O argumento principal era que o dito autor não poderia ter escrito as peças que levavam seu nome, já que ele não era mencionado em nenhum documento que comprovasse sua escolaridade, cultura e nem mesmo viagens citadas em seus escritos.

Kenneth Branagh, o diretor e ator que interpreta Shakespeare no filme, tem uma cena, escrita por Ben Helton, responsável pelo roteiro, que combina com o titulo do filme. É tudo verdade. Nela, um jovem pergunta a Shakespeare como se faz para ser um escritor como ele. Sabe que o respeitado autor de tantas peças nunca viajou nem estudou para isso. E Shakespare responde :

“- Use sua imaginação. Procure dentro de si mesmo e se lembre de todas as experiências vividas, ouvidas ou lidas. Isso vai ser a sua escrita.”

Mas voltemos ao início.

Ficamos sabendo que o famoso teatro em que Shakespeare montava suas peças foi destruido num incêndio em 1613. Perdendo seu espaço, William Shakespeare (1564-1616) volta para sua casa em Stratford-upon-Avon, no campo inglês, onde nascera.
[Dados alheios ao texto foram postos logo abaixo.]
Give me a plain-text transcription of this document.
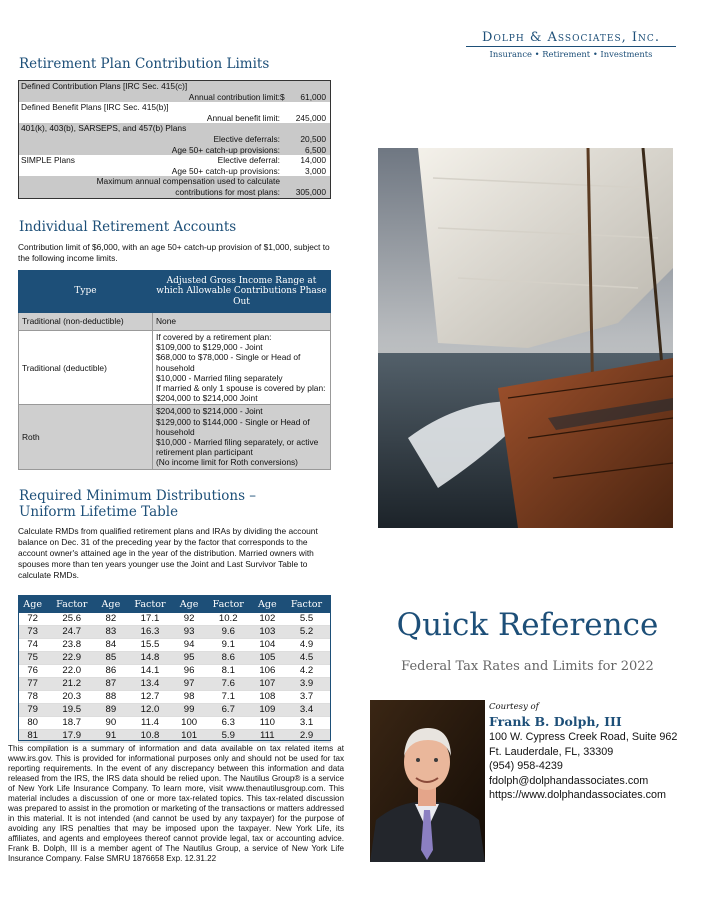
Dolph & Associates, Inc.
Insurance • Retirement • Investments
Retirement Plan Contribution Limits
Defined Contribution Plans [IRC Sec. 415(c)]
Annual contribution limit: $	61,000
Defined Benefit Plans [IRC Sec. 415(b)]
Annual benefit limit:	245,000
401(k), 403(b), SARSEPS, and 457(b) Plans
Elective deferrals:	20,500
Age 50+ catch-up provisions:	6,500
SIMPLE Plans	Elective deferral:	14,000
Age 50+ catch-up provisions:	3,000
Maximum annual compensation used to calculate
contributions for most plans:	305,000
Individual Retirement Accounts

Contribution limit of $6,000, with an age 50+ catch-up provision of $1,000, subject to the following income limits.

Type	Adjusted Gross Income Range at which Allowable Contributions Phase Out
Traditional (non-deductible)	None
Traditional (deductible)	If covered by a retirement plan:
$109,000 to $129,000 - Joint
$68,000 to $78,000 - Single or Head of household
$10,000 - Married filing separately
If married & only 1 spouse is covered by plan: $204,000 to $214,000 Joint

Roth	$204,000 to $214,000 - Joint
$129,000 to $144,000 - Single or Head of household
$10,000 - Married filing separately, or active retirement plan participant
(No income limit for Roth conversions)
Required Minimum Distributions –
Uniform Lifetime Table

Calculate RMDs from qualified retirement plans and IRAs by dividing the account balance on Dec. 31 of the preceding year by the factor that corresponds to the account owner's attained age in the year of the distribution. Married owners with spouses more than ten years younger use the Joint and Last Survivor Table to calculate RMDs.

Age	Factor	Age	Factor	Age	Factor	Age	Factor
72	25.6	82	17.1	92	10.2	102	5.5
73	24.7	83	16.3	93	9.6	103	5.2
74	23.8	84	15.5	94	9.1	104	4.9
75	22.9	85	14.8	95	8.6	105	4.5
76	22.0	86	14.1	96	8.1	106	4.2
77	21.2	87	13.4	97	7.6	107	3.9
78	20.3	88	12.7	98	7.1	108	3.7
79	19.5	89	12.0	99	6.7	109	3.4
80	18.7	90	11.4	100	6.3	110	3.1
81	17.9	91	10.8	101	5.9	111	2.9

This compilation is a summary of information and data available on tax related items at www.irs.gov. This is provided for informational purposes only and should not be used for tax reporting requirements. In the event of any discrepancy between this information and data released from the IRS, the IRS data should be relied upon. The Nautilus Group® is a service of New York Life Insurance Company. To learn more, visit www.thenautilusgroup.com. This material includes a discussion of one or more tax-related topics. This tax-related discussion was prepared to assist in the promotion or marketing of the transactions or matters addressed in this material. It is not intended (and cannot be used by any taxpayer) for the purpose of avoiding any IRS penalties that may be imposed upon the taxpayer. New York Life, its affiliates, and agents and employees thereof cannot provide legal, tax or accounting advice. Frank B. Dolph, III is a member agent of The Nautilus Group, a service of New York Life Insurance Company. False SMRU 1876658 Exp. 12.31.22

Quick Reference
Federal Tax Rates and Limits for 2022
Courtesy of
Frank B. Dolph, III
100 W. Cypress Creek Road, Suite 962
Ft. Lauderdale, FL, 33309
(954) 958-4239
fdolph@dolphandassociates.com
https://www.dolphandassociates.com
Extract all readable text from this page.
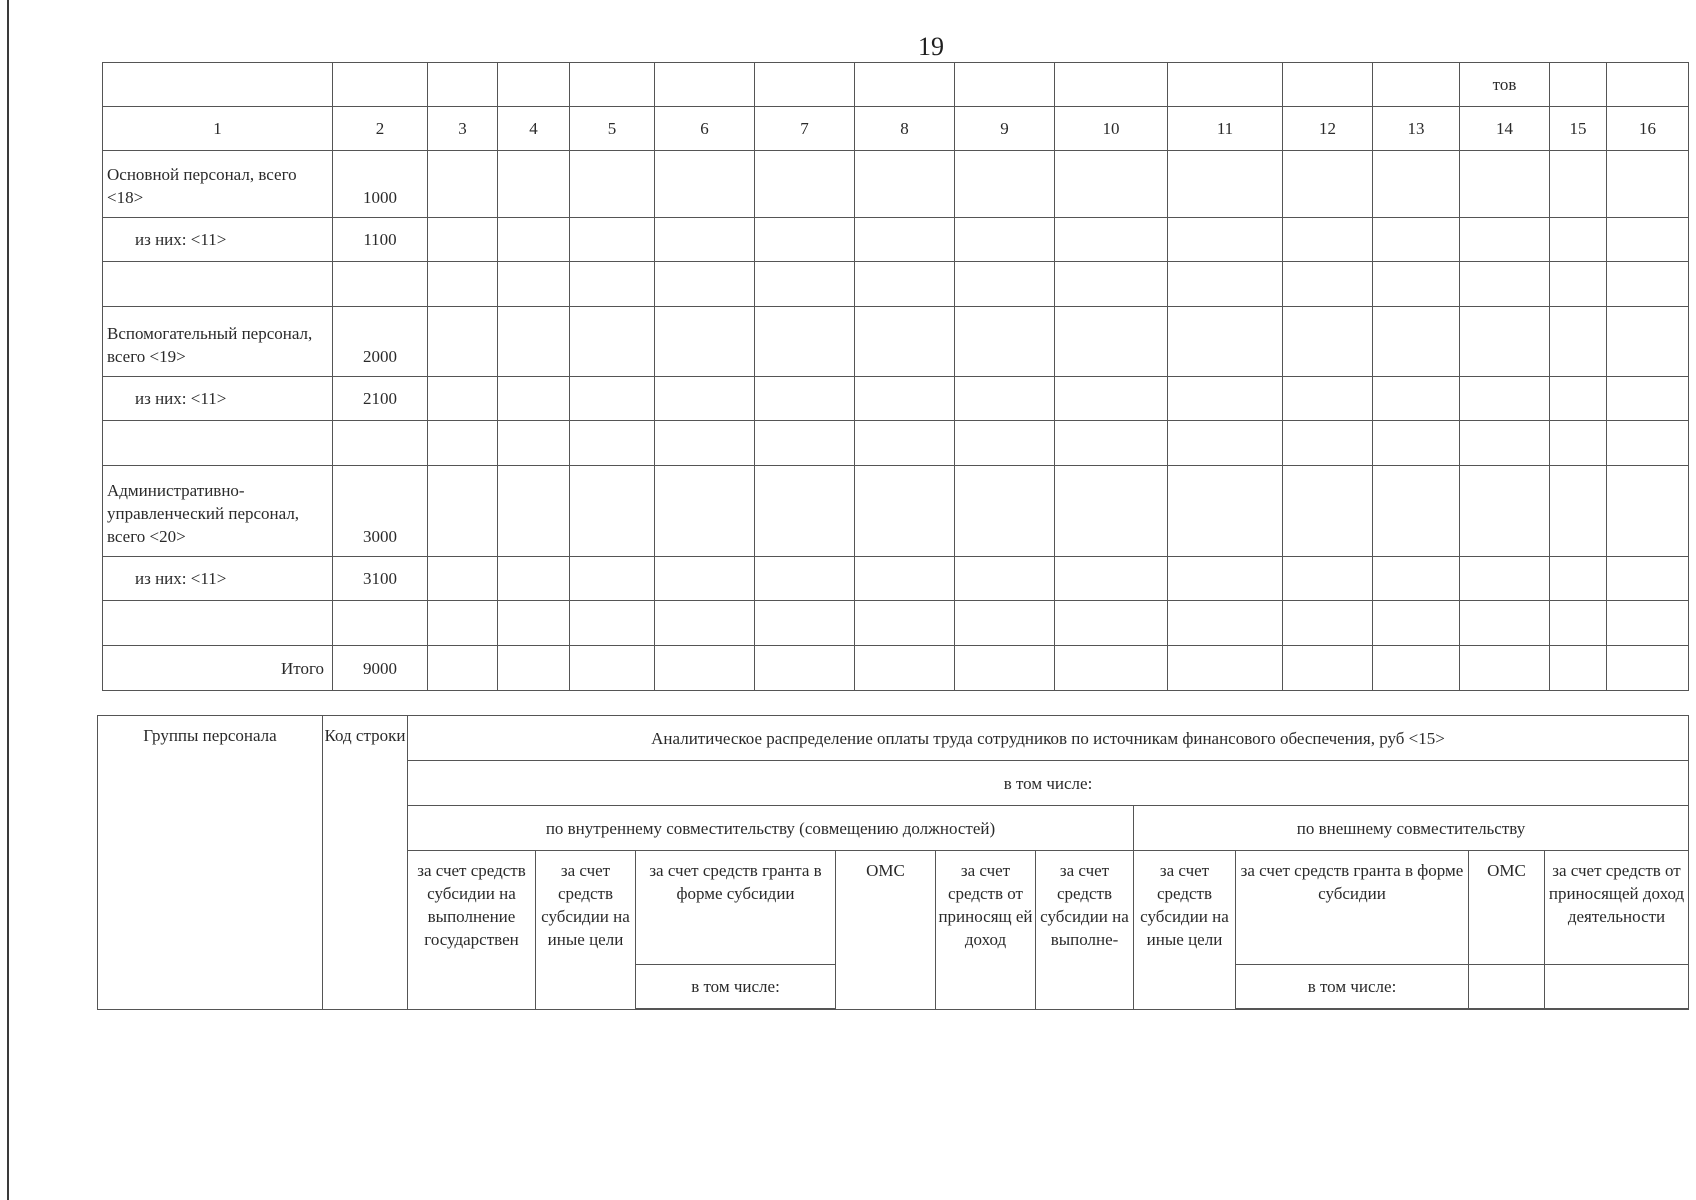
19
													тов		
1	2	3	4	5	6	7	8	9	10	11	12	13	14	15	16
Основной персонал, всего <18>	1000														
из них: <11>	1100														

Вспомогательный персонал, всего <19>	2000														
из них: <11>	2100														

Административно-управленческий персонал, всего <20>	3000														
из них: <11>	3100														

Итого	9000														
Группы персонала	Код строки	Аналитическое распределение оплаты труда сотрудников по источникам финансового обеспечения, руб <15>									
		в том числе:									
		по внутреннему совместительству (совмещению должностей)						по внешнему совместительству			
		за счет средств субсидии на выполнение государствен	за счет средств субсидии на иные цели	за счет средств гранта в форме субсидии	ОМС	за счет средств от приносящ ей доход	за счет средств субсидии на выполне-	за счет средств субсидии на иные цели	за счет средств гранта в форме субсидии	ОМС	за счет средств от приносящей доход деятельности
				в том числе:					в том числе:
São seus últimos anos de vida e ele está de luto tanto por si mesmo (nunca mais escreverá nenhuma peça), quanto pelo seu filho Hamnet que morreu, vítima da peste, quando o pai estava ausente.

É recebido com frieza pela esposa Anne Hathaway (Judi Dench) que reclama sutilmente que ele apareceu pouco para visitá-la, entretido que estava em Londres. As duas filhas, Susanna(Lydia Wilson) e Judith (Katryn Wilder) também parecem distantes. A primeira, casada com um puritano, procura o amor fora do casamento e Judith, a solteira, tem muita raiva em suas palavras ásperas para o pai. E guarda um segredo.

Mas o luto que William não viveu  pelo filho e a crença de que perdera o herdeiro de sua pena, um menino brilhante, vai mostrar ser uma história mal contada.

Aliás o filme demonstra como as mulheres eram seres de segunda categoria na sociedade inglesa da época. Enquanto o filho homem ia para a escola, as filhas e a mulher dele iam para a cozinha. Nada é verdade, diz a filha Judith, impulsionada por uma enorme raiva quando fala que “morreu o gêmeo errado”, referindo-se ao filho homem, grande orgulho do pai por seus poemas.

Ela não vai resistir e o segredo será revelado, causando grande consternação.

Quanto aos sonetos, obra muito apreciada de Shakespeare, trazem uma notável visita à casa do poeta. O Conde de Southampton (Ian McKellen) tem um momento comovente quando, após o poeta recitar os versos dedicados a ele quando jovem, repete a recitação mas com entonação muito diferente e terna.

A ocupação principal do dono da casa é o trabalho num  jardim, dedicado ao filho morto. A natureza que rodeia o jardim tem uma qualidade irreal, que a fotografia do filme (Zac Nicholson) conseguiu realizar com beleza e magia.

Os interiores da casa são o palco onde se colocam os atores, cada um com a sua verdade. Tudo à luz de velas.

O filme “A Pura Verdade” demonstra como a realidade pode ser múltipla, dependendo de quem a vive, podendo levar a enganos e sofrimentos.

Um filme com excelentes interpretações e muito material para reflexões.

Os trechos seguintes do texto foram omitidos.